A nationwide test of the Wireless Emergency Alert System should send a text message to everyone’s cellphone at 11:18 a.m. Pacific Time on Wednesday.
Two minutes later, the regular Emergency Alert System will also broadcast a message via radio and television.
A Wireless Emergency Alert can be used to warn citizens of danger via text message. The system has been put in place since 2012, but according to the Oregon Office of Emergency Management, a nationwide test has never been tried.
“A nationwide WEA message would only be used in the most extreme emergency situation,” the OEM wrote in a news release.
The text being sent out Wednesday will have the heading “Presidential alert” and state “THIS IS A TEST of the National Wireless Emergency Alert System. No action is needed.”
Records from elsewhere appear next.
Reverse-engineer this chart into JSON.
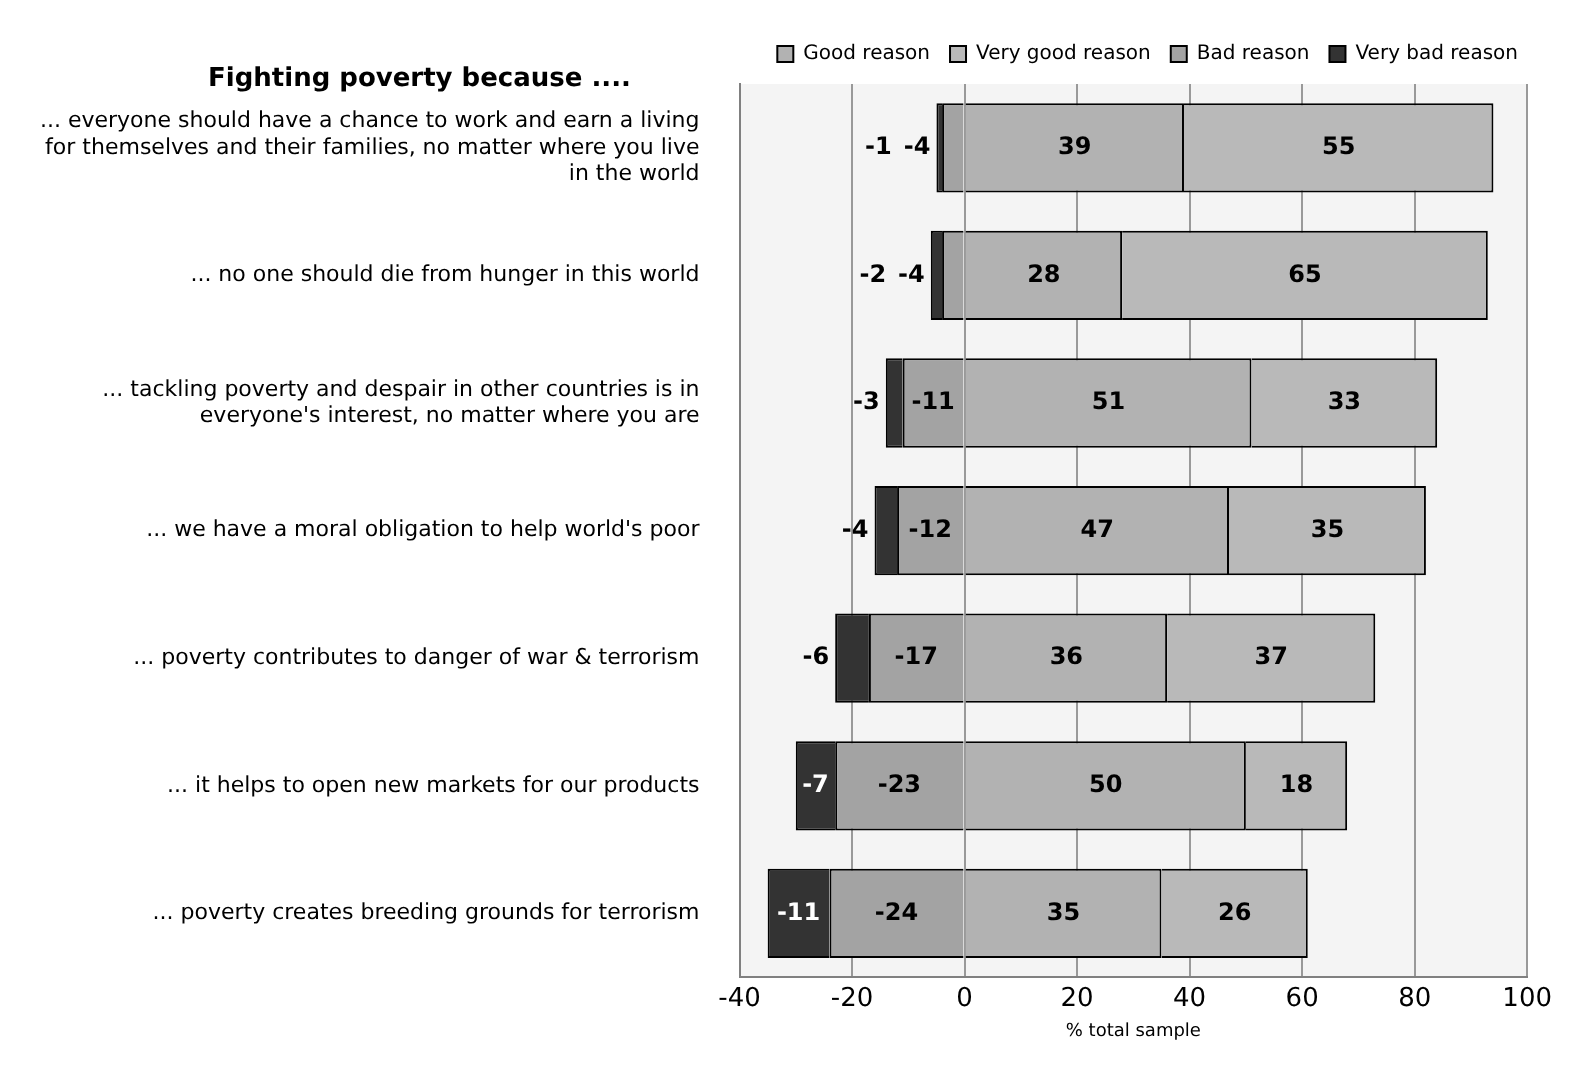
{
  "chart_data": {
    "type": "bar",
    "orientation": "horizontal",
    "stacked": true,
    "title": "Fighting poverty because ....",
    "xlabel": "% total sample",
    "categories": [
      "... everyone should have a chance to work and earn a living for themselves and their families, no matter where you live in the world",
      "... no one should die from hunger in this world",
      "... tackling poverty and despair in other countries is in everyone's interest, no matter where you are",
      "... we have a moral obligation to help world's poor",
      "... poverty contributes to danger of war & terrorism",
      "... it helps to open new markets for our products",
      "... poverty creates breeding grounds for terrorism"
    ],
    "series": [
      {
        "name": "Good reason",
        "color": "#b2b2b2",
        "values": [
          39,
          28,
          51,
          47,
          36,
          50,
          35
        ]
      },
      {
        "name": "Very good reason",
        "color": "#b9b9b9",
        "values": [
          55,
          65,
          33,
          35,
          37,
          18,
          26
        ]
      },
      {
        "name": "Bad reason",
        "color": "#a3a3a3",
        "values": [
          -4,
          -4,
          -11,
          -12,
          -17,
          -23,
          -24
        ]
      },
      {
        "name": "Very bad reason",
        "color": "#333333",
        "values": [
          -1,
          -2,
          -3,
          -4,
          -6,
          -7,
          -11
        ]
      }
    ],
    "xlim": [
      -40,
      100
    ],
    "xticks": [
      -40,
      -20,
      0,
      20,
      40,
      60,
      80,
      100
    ],
    "grid": "x",
    "legend": "top right",
    "data_labels": true
  }
}
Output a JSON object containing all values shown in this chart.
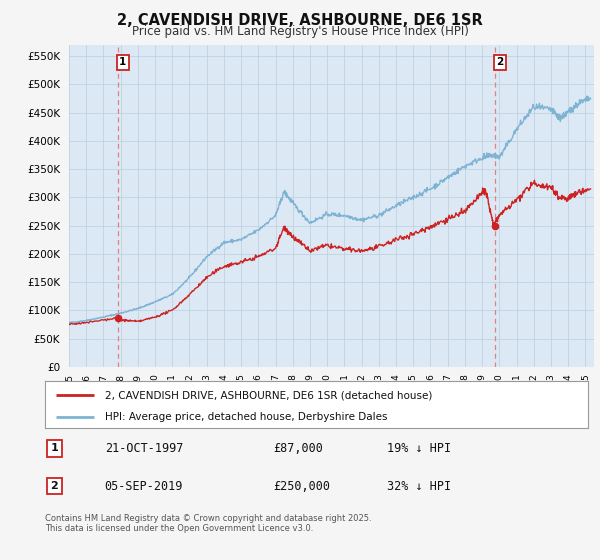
{
  "title": "2, CAVENDISH DRIVE, ASHBOURNE, DE6 1SR",
  "subtitle": "Price paid vs. HM Land Registry's House Price Index (HPI)",
  "hpi_label": "HPI: Average price, detached house, Derbyshire Dales",
  "price_label": "2, CAVENDISH DRIVE, ASHBOURNE, DE6 1SR (detached house)",
  "transaction1_date": "21-OCT-1997",
  "transaction1_price": 87000,
  "transaction1_note": "19% ↓ HPI",
  "transaction2_date": "05-SEP-2019",
  "transaction2_price": 250000,
  "transaction2_note": "32% ↓ HPI",
  "footer": "Contains HM Land Registry data © Crown copyright and database right 2025.\nThis data is licensed under the Open Government Licence v3.0.",
  "ylim": [
    0,
    560000
  ],
  "yticks": [
    0,
    50000,
    100000,
    150000,
    200000,
    250000,
    300000,
    350000,
    400000,
    450000,
    500000,
    550000
  ],
  "hpi_color": "#7fb3d3",
  "price_color": "#cc2222",
  "vline_color": "#e08080",
  "background_color": "#f5f5f5",
  "plot_bg_color": "#dce9f5",
  "grid_color": "#b8cfe0",
  "legend_border_color": "#999999",
  "label_box_edge": "#cc2222"
}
There is no way to opt out.
Any cellphone from a participating carrier that is turned on between 11:18-11:48 a.m. should receive the test message from FEMA. The EAS will be broadcast for one minute via television, cable and radio stations at 11:20 a.m.
Both systems have been used in the past for regional or local warnings, such as an AMBER alert for missing children. In January, Hawaii accidentally used the system to send a message stating (falsely) that a nuclear missile was inbound.
The test was originally scheduled for September, but was postponed to Wednesday due to Hurricane Florence.